3.Providing state and other lower courts with guidance on these issues is timely, particularly in light of the profound concern that this Court has articulated since Nevada v. Hall for the sovereignty of states vis a vis the federal government. See Alden v. Maine, 527 U.S. 706 (1999) (Congress by authorizing private actions against non-consenting States in state court under the Fair Labor Standards Act unconstitutionally abrogated state sovereign immunity); College Sav. Bank v. Florida Prepaid Postsecondary Educ. Expense Bd., 527 U.S. 666 (1999) (same regarding actions in federal court under the Federal Trademark Remedy Clarification Act); Kimel v. Florida Bd. Of Regents, 528 U.S. 62 (2000) (same regarding the federal Age Discrimination in Employment Act); Idaho v. Coeur d’Alene Tribe of Idaho, 521 U.S. 261, 281 (1997) (acknowledging the inapplicability of the Ex Parte Young doctrine in actions implicating special sovereign interests). See also Federal Maritime Comm’n v. South Carolina Ports Authority, 535 U.S. ___, 122 S. Ct. 1864, 1874 (2002) (state sovereign immunity “bars the FMC from adjudicating complaints filed by a private party against a nonconsenting State.”) Against the backdrop of these cases, it is appropriate for this Court to revisit Nevada v. Hall, not necessarily for the purpose of overruling that decision, but for examining whether in light of the renewed emphasis on state sovereignty the Full Faith and Credit Clause, under some circumstances at least, mandates that a foreign State give full credit to a sister state’s retention of its sovereign immunity.

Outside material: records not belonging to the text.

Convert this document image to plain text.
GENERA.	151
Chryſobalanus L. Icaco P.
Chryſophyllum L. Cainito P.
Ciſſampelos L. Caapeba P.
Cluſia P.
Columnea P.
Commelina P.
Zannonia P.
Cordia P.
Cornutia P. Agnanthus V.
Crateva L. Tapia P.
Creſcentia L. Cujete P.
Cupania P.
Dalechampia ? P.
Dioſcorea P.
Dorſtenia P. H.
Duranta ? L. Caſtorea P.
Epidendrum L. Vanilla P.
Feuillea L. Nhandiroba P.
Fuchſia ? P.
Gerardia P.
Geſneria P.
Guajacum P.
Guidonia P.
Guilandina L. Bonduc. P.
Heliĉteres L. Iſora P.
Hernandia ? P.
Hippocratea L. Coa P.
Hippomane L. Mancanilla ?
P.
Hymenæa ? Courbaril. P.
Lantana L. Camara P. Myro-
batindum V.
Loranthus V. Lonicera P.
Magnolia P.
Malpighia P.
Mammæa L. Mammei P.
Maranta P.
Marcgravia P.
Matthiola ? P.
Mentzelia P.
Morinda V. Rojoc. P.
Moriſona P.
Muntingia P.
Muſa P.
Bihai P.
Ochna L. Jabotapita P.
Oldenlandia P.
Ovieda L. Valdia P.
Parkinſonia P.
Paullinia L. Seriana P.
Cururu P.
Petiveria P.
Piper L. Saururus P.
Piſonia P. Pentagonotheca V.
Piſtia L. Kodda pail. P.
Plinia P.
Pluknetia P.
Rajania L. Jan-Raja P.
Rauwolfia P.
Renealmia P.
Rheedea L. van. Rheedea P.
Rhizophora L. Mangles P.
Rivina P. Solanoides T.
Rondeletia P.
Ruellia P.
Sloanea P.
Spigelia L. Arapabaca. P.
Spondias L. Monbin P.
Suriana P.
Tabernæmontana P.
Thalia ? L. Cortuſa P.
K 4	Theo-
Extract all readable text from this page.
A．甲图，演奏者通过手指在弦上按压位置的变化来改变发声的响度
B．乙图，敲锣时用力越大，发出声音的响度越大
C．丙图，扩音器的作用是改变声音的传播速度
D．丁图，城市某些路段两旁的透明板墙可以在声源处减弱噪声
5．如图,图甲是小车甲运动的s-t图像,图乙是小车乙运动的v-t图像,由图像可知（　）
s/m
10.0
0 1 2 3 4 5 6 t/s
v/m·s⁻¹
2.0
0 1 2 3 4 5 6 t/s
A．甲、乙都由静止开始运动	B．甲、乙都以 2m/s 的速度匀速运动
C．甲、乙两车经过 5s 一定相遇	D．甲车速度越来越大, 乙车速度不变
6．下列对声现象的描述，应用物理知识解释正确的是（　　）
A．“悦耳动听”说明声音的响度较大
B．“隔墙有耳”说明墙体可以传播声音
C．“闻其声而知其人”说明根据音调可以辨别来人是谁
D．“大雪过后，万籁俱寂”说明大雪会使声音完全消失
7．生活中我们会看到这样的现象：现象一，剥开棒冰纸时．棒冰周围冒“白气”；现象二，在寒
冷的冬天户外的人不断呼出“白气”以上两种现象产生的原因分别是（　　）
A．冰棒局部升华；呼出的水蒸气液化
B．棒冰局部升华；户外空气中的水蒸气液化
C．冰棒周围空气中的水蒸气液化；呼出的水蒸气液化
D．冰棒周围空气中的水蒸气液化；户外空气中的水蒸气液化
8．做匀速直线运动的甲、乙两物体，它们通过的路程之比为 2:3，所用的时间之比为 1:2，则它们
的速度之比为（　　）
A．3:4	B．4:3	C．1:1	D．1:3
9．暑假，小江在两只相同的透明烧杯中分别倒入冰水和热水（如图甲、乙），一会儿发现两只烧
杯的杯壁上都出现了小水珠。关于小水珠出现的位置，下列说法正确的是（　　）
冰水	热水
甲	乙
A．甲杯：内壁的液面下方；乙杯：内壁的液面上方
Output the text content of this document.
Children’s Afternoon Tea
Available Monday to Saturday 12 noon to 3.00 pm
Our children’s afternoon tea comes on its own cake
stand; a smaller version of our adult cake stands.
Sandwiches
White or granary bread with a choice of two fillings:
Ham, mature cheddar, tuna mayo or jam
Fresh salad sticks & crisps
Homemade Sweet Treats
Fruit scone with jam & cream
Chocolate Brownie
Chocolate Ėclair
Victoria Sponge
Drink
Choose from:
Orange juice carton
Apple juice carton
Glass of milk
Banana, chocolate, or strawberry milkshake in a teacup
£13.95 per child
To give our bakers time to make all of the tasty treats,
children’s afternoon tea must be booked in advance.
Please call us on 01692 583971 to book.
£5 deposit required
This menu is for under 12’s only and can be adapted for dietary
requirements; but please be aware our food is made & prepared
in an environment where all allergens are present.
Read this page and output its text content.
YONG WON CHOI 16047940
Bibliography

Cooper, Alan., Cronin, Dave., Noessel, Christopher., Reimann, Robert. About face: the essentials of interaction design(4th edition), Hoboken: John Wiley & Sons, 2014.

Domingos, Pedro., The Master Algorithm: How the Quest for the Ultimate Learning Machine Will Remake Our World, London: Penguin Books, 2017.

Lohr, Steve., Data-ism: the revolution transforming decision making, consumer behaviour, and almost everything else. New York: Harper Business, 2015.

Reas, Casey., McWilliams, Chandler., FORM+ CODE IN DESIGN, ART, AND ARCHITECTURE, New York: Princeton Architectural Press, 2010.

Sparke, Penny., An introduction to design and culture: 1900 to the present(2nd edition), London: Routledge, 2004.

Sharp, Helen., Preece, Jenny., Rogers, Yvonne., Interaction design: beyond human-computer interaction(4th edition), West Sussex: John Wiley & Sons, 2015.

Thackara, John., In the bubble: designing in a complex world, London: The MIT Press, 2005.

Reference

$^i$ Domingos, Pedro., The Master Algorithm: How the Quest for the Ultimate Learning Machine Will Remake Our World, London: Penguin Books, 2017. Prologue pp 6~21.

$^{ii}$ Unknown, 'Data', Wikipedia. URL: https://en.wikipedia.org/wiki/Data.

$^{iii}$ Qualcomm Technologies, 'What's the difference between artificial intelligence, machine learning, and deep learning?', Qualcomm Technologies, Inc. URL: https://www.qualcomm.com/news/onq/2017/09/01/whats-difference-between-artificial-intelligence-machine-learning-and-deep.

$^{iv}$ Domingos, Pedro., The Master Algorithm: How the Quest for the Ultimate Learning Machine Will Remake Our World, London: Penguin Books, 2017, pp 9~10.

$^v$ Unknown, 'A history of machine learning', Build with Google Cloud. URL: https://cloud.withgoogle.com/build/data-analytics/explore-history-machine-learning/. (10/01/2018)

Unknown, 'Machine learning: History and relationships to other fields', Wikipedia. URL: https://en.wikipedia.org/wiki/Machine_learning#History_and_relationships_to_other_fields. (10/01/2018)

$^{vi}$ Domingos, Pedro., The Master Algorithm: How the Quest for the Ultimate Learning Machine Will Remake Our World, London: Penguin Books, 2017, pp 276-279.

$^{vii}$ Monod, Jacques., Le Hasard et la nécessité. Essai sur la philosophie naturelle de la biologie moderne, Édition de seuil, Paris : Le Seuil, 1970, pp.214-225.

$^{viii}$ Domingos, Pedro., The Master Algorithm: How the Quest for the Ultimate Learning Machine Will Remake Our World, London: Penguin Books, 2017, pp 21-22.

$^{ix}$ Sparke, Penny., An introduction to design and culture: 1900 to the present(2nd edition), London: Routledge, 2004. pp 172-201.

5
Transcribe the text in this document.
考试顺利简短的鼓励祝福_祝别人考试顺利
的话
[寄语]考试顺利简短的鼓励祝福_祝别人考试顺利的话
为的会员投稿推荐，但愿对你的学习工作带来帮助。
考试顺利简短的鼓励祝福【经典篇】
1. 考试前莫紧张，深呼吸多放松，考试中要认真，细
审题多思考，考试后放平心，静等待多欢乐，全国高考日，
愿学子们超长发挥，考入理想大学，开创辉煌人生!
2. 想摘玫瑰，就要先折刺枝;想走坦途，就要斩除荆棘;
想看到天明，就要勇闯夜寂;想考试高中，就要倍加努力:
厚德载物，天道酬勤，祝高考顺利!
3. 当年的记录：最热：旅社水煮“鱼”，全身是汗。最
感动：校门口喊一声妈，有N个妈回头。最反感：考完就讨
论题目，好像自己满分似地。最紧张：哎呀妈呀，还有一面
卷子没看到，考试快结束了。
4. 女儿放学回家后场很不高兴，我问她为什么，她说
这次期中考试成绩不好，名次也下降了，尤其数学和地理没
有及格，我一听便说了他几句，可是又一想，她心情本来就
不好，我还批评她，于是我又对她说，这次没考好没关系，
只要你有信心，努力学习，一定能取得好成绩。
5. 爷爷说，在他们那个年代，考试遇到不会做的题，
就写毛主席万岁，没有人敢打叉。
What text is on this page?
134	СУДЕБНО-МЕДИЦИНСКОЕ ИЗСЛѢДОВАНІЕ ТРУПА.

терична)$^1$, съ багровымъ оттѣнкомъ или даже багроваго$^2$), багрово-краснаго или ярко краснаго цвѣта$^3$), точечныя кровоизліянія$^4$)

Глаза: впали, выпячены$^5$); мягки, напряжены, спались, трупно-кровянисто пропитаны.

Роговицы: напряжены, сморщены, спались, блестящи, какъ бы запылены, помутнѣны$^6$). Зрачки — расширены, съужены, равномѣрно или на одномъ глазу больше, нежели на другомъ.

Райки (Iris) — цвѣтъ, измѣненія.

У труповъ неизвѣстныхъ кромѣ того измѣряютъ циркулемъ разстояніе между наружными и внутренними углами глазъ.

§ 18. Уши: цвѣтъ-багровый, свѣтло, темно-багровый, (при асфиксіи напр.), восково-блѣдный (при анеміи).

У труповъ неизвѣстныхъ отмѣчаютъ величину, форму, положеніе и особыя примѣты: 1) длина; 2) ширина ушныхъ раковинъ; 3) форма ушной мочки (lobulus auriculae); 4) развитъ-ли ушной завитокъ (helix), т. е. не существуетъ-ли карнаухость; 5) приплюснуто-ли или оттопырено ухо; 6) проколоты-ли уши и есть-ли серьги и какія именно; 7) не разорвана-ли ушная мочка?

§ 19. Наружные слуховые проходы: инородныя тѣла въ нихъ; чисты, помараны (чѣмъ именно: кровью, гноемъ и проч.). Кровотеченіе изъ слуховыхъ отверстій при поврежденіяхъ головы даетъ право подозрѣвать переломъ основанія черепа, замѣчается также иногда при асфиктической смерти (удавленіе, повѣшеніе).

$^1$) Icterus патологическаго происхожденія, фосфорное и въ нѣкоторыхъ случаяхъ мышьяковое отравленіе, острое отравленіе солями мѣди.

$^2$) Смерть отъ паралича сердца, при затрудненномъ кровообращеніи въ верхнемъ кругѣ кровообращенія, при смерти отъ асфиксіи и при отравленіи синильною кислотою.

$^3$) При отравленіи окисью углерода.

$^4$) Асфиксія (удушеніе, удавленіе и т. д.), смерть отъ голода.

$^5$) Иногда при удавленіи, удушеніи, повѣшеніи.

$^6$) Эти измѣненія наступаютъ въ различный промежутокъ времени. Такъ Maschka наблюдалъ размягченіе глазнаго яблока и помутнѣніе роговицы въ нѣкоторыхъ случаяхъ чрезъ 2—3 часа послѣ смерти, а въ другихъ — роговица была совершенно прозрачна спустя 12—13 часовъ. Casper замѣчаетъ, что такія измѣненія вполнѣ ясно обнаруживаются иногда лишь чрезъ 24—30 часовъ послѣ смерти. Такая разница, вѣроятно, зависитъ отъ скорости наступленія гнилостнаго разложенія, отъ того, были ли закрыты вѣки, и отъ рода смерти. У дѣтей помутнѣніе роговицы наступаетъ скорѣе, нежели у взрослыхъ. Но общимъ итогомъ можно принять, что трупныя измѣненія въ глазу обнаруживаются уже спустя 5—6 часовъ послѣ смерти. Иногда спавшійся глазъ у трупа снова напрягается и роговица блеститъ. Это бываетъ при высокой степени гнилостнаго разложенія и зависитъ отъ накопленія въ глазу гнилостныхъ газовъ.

Not only is it in the interests of other States to have this Court examine the issue presented in this case now, it is in California’s interests as well. One perhaps overarching reason for a state’s retention of immunity for conduct involving core governmental functions is to prevent state officials engaged in that conduct from altering their behavior out of fear of becoming embroiled in litigation that takes them away from their governmental duties. If a decision denying immunity cannot be reviewed pre-trial, the immunity is “effectively lost.” See, e.g.,Mitchell v. Forsyth, 472 U.S. 511, 526-27 (1985) (“The reasoning that underlies the immediate appealability of an order denying absolute immunity indicates to us that the denial of qualified immunity should be similarly appealable” – i.e., the “entitlement is immunity from suit rather than a mere defense to liability; and like an absolute immunity, it is effectively lost if a case is erroneously permitted to go to trial.”) Cf Federal Maritime Comm’n v. South Carolina Ports Authority, 122 S. Ct. 1877 (sovereign immunity “provides an immunity from suit” and “does not merely constitute a defense to monetary liability or even to all types of liability.”); Puerto Rico Aqueduct and Sewer Authority v. Metcalf Eddy, Inc., 506 U.S 139, 146 (1993) (“The very object and purpose of the 11th Amendment were to prevent the indignity of subjecting a State to the coercive process of judicial tribunals at the instance of private parties.” (quoting In re Ayers, 123 U.S. 443, 505 (1887)).